Axel Springer has been Germany’s largest print publishing company, with two newspapers, Bild and Die Welt, which have been among the largest in Europe. When Mathias Döpfner became CEO, he worried that “the company’s management culture was too hierarchical and risk-averse” to move quickly and boldly to respond to the digital challenge. So, in 2012, he sent three of the company’s top managers to live in California for nine months in order to “network with Silicon Valley executives and study the habits and mores of American start-up culture.” Upon returning to the company’s offices in Berlin, one of the sojourners told his staff that they must be prepared to make mistakes and realize that “failure can be a precondition to success”—attitudes that are definitely not typical of German businesses. As a result of a series of investments in new companies, digital ventures now account for more than 60 percent of the company’s revenues and fully 70 percent of its operating profit, and Döpfner has been quoted as saying that he “would not exclude that, in 10 years’ time, our company could be 100 percent digital.”

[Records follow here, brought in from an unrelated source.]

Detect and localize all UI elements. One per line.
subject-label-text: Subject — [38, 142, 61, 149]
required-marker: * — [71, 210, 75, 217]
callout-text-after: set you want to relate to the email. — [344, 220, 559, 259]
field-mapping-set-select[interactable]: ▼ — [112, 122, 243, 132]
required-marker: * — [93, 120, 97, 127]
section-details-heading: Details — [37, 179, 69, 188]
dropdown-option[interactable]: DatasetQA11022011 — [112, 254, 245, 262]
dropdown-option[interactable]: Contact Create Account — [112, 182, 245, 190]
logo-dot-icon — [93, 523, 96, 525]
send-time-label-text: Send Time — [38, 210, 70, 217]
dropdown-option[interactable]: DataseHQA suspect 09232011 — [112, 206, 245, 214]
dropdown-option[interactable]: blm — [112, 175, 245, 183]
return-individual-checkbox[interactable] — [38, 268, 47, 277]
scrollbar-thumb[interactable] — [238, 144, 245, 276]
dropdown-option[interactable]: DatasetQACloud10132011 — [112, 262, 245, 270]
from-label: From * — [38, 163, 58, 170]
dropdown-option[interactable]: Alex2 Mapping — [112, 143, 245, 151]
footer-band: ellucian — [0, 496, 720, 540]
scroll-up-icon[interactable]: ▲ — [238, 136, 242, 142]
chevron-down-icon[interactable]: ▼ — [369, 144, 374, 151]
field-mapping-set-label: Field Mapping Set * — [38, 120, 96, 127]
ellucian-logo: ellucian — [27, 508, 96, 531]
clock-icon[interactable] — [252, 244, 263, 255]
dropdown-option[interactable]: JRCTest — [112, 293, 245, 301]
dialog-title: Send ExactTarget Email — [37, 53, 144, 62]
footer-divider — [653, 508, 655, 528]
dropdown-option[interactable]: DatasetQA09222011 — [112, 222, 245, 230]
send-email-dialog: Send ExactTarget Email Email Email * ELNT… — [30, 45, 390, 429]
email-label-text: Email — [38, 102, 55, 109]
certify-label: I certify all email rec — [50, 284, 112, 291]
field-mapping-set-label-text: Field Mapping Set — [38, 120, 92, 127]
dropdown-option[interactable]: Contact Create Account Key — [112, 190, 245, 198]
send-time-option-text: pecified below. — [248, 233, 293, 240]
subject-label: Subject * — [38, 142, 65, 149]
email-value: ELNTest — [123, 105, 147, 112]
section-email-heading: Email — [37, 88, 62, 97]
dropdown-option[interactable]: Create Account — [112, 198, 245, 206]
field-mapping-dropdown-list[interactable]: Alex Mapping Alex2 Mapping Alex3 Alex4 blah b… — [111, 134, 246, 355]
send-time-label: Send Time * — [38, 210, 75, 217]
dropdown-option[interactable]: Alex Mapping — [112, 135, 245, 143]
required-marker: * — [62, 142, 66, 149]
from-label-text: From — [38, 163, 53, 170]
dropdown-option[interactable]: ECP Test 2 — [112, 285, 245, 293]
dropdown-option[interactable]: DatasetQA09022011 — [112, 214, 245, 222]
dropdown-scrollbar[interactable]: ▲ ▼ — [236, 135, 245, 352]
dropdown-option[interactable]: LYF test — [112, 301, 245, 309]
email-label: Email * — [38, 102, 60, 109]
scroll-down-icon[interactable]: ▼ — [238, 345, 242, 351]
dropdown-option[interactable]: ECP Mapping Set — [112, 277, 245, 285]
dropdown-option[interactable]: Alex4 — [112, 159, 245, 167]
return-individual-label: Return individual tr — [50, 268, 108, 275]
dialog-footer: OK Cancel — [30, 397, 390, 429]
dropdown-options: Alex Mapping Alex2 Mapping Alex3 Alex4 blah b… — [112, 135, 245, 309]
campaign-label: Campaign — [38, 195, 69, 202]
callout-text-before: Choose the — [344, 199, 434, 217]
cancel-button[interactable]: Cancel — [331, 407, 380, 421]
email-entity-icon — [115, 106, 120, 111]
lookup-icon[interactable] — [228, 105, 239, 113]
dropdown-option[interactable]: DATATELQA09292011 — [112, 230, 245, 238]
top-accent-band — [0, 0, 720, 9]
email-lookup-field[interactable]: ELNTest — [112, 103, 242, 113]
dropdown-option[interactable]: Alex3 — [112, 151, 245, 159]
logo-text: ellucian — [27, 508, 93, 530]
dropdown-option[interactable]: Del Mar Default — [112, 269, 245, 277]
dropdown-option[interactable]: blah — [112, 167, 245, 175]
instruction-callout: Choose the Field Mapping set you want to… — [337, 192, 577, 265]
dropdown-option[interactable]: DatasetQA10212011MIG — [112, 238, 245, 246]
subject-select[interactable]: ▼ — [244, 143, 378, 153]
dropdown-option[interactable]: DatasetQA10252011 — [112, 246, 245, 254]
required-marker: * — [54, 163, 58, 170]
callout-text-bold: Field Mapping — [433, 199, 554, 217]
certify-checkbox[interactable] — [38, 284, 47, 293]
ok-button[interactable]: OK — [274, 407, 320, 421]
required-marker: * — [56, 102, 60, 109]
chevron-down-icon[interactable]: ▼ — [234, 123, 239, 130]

Innovation in the public sector. Several Roundtable participants pointed out that promoting innovation within government poses special challenges. The FCC’s Jon Wilkins noted that the agency has been strongly committed to increasing connectivity of schools. The Commission’s E-Rate program has helped almost every K-12 school and library in the country to get connected to the Internet. But the average school today still has less connectivity than the average home, partly due to the high prices schools have been paying for their Internet connections. As technology and the marketplace have grown more complex, the FCC’s statutory mandate to ensure low connectivity prices for schools and libraries proved difficult to apply through traditional regulatory means. As an alternative strategy, the Commission was able to bring attention to the high prices paid by schools by collecting data from schools on their connectivity costs, then making the data publicly available, which allowed others to analyze the data and make comparisons—an example of what Wilkins described as “massive transparency with open analytics.”

Another barrier to progress in using new technology to improve education is a lack of sophistication among buyers of educational technology, a problem epitomized by the firing of the superintendent of the Los Angeles Public School System over the botched rollout of educational tech (iPads) to students. One solution proposed by Harold Levy would be to form a consortium of large school districts to allow them to pool their knowledge and raise their level of sophistication in making tech-related decisions.


1 Scott Page, The Difference: How the Power of Diversity Creates Better Groups, Firms, Schools and Societies, Princeton University Press, 2008.